Residential Boarding Care Occupancy
The Joint Commission classifies any facility providing 24 hour care, where three or fewer individuals are made incapable of self-preservation at any given time, as a residential boarding care occupancy. There are two types, “existing” and “new,” depending on the date of the building. This type of residential occupancy is often used for behavioral health care residential treatment facilities.
A business occupancy is used for "account and record keeping or the transaction of business other than mercantile.” This is a very broad definition, but as it applies to health care, the definition refers to a facility where no one stays overnight and where three or fewer individuals are rendered incapable of self-preservation at any given time by virtue of their treatment.
The Joint Commission does not require freestanding business occupancies to comply with the Life Safety Code, and those occupancies therefore do not have to comply with the LS standards. However, such facilities must comply with an Environment of Care (EC) chapter requirement which states that such occupancies must maintain free and unobstructed access to all exits.
You can read more about Frequently Asked Questions about the Life Safety chapter under the Behavioral Health section on our Standards pages, or contact our Standards Interpretation Group online for questions about standards.
Assessing Compliance with the Life Safety Code
Once an organization has determined into which occupancy classification it falls and identified which standards apply to the organization, it is time to assess for LS standards compliance. This can be done through the ICM assessment on your Joint Commission Connect® site, or any other comprehensive review of the LS standards.

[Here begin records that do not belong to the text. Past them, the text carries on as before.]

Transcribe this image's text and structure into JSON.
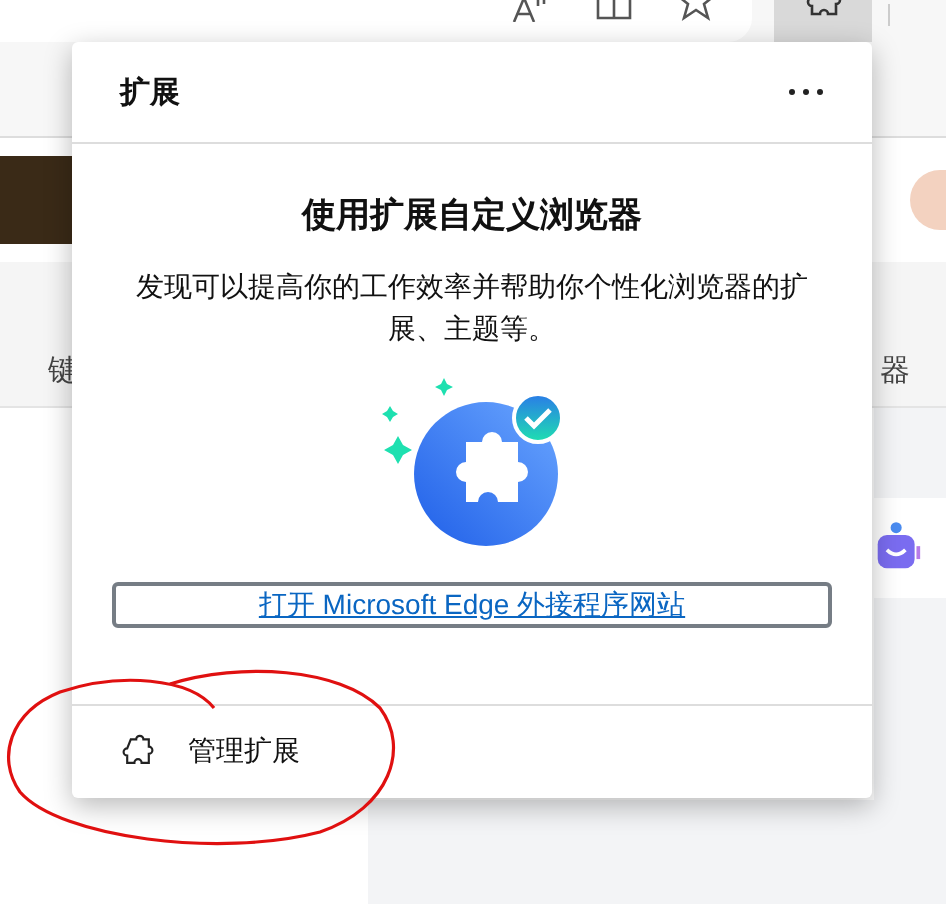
{
  "toolbar": {
    "extensions_button": {
      "selected": true
    }
  },
  "background_page": {
    "left_fragment": "键",
    "right_fragment": "器"
  },
  "popup": {
    "title": "扩展",
    "heading": "使用扩展自定义浏览器",
    "description": "发现可以提高你的工作效率并帮助你个性化浏览器的扩展、主题等。",
    "link": "打开 Microsoft Edge 外接程序网站",
    "footer_item": {
      "label": "管理扩展"
    }
  }
}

As an assessment progresses, an organization may identify deficiencies in Life Safety Code compliance. Such deficiencies should be addressed immediately when possible. Otherwise, an organization can take one of the following three actions:
- Use a management process or corrective maintenance program that documents the deficiency and actions to resolve the situation within 45 days.
- Obtain a Life Safety Code equivalency approved by the Joint Commission. This could include a traditional equivalency — which requires input from a local fire official, an architect, or a fire protection engineer — or a fire safety evaluation system (FSES).

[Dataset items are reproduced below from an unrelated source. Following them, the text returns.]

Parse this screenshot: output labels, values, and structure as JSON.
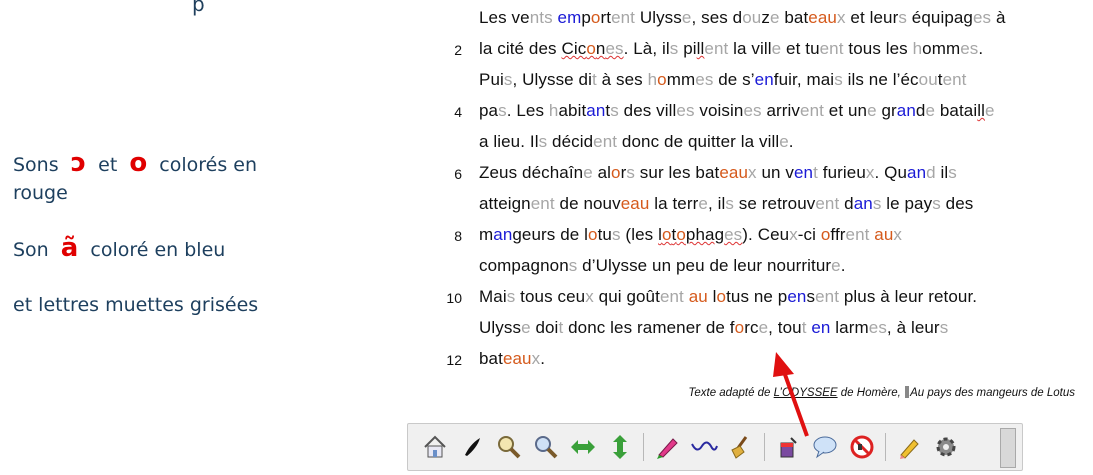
{
  "left_panel": {
    "top_partial": "p",
    "legend_line1_a": "Sons",
    "legend_line1_sym1": "ɔ",
    "legend_line1_mid": "et",
    "legend_line1_sym2": "o",
    "legend_line1_end": "colorés en",
    "legend_line2": "rouge",
    "legend_line3_a": "Son",
    "legend_line3_sym": "ã",
    "legend_line3_end": "coloré en bleu",
    "legend_line4": "et lettres muettes grisées"
  },
  "text": {
    "line_numbers": [
      "2",
      "4",
      "6",
      "8",
      "10",
      "12"
    ],
    "lines": [
      "Les vents emportent Ulysse, ses douze bateaux et leurs équipages à",
      "la cité des Cicones. Là, ils pillent la ville et tuent tous les hommes.",
      "Puis, Ulysse dit à ses hommes de s’enfuir, mais ils ne l’écoutent",
      "pas. Les habitants des villes voisines arrivent et une grande bataille",
      "a lieu. Ils décident donc de quitter la ville.",
      "Zeus déchaîne alors sur les bateaux un vent furieux. Quand ils",
      "atteignent de nouveau la terre, ils se retrouvent dans le pays des",
      "mangeurs de lotus (les lotophages). Ceux-ci offrent aux",
      "compagnons d’Ulysse un peu de leur nourriture.",
      "Mais tous ceux qui goûtent au lotus ne pensent plus à leur retour.",
      "Ulysse doit donc les ramener de force, tout en larmes, à leurs",
      "bateaux."
    ]
  },
  "credit": {
    "prefix": "Texte adapté de ",
    "book": "L’ODYSSEE",
    "middle": " de Homère, ",
    "suffix": "Au pays des mangeurs de Lotus"
  },
  "toolbar": {
    "buttons": [
      "home-icon",
      "pen-icon",
      "zoom-out-icon",
      "zoom-in-icon",
      "horizontal-arrows-icon",
      "vertical-arrows-icon",
      "highlighter-icon",
      "wave-icon",
      "broom-icon",
      "paint-bucket-icon",
      "speech-bubble-icon",
      "no-sound-icon",
      "pencil-icon",
      "gear-icon"
    ]
  },
  "colors": {
    "red": "#e00000",
    "orange": "#d55a1c",
    "blue": "#1a1ad6",
    "grey": "#a6a6a6",
    "legend_text": "#1d3f5e"
  }
}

- You can also create a Plan for Improvement (PFI) in the Joint Commission’s Statement of Conditions (SOC) form. Your Joint Commission account executive can help you access that form. However, The Joint Commission no longer exempts these items from being cited during surveys so this action is for documentation purposes only.
As a proactive approach to LS chapter compliance, an organization can choose to create a Building Maintenance Program (BMP) — an optional, planned way to appropriately and effectively manage certain features of fire protection in a health care facility.